Faut-il aider le secteur aérien à redécoller ?
Greta Thunberg en a rêvé, le coronavirus l’a fait. Alors qu’en 2019 l’activiste suédoise avait initié le mouvement Flygskam (« la honte de l’avion »), le confinement a cloué au sol la quasi-totalité des aéronefs : plus aucun vol commercial à Orly, une baisse mondiale du trafic des passagers de 80 à 90%, et un manque à gagner de 252 milliards de dollars.

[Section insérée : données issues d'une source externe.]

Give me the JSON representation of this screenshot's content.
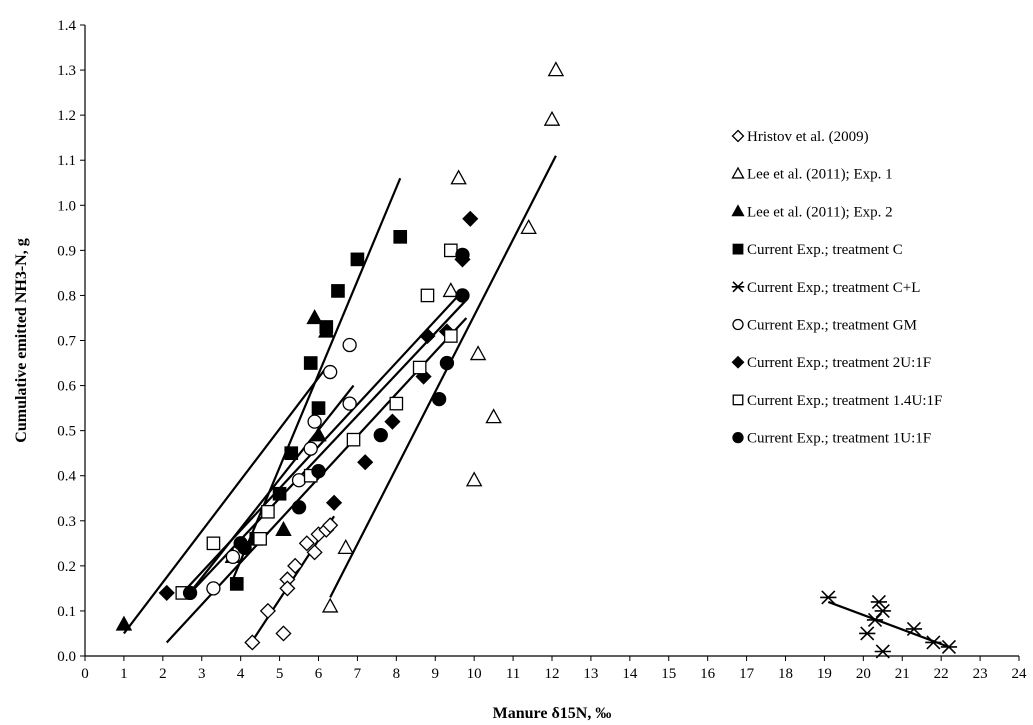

Différents gouvernements, comme aux États-Unis ou en France, ont annoncé des mesures de soutien au secteur : report de prélèvement de certaines taxes et aide financière pour Air France. De son côté, l’Association internationale du transport aérien (IATA) réclame un plan mondial de 200 milliards de dollars. Un collectif mondial de 250 ONG d’environnement (dont le Réseau action climat) souhaite que les États posent des conditions à ce sauvetage, dont la réduction des émissions de CO2. Se fondant sur le fait que l’aviation est responsable de 5% des émissions mondiales de gaz à effet de serre, ce collectif estime qu’il faudra « limiter les transports les plus polluants comme l’avion et soutenir la création d’emplois autour de transports plus écologiques, comme le train ».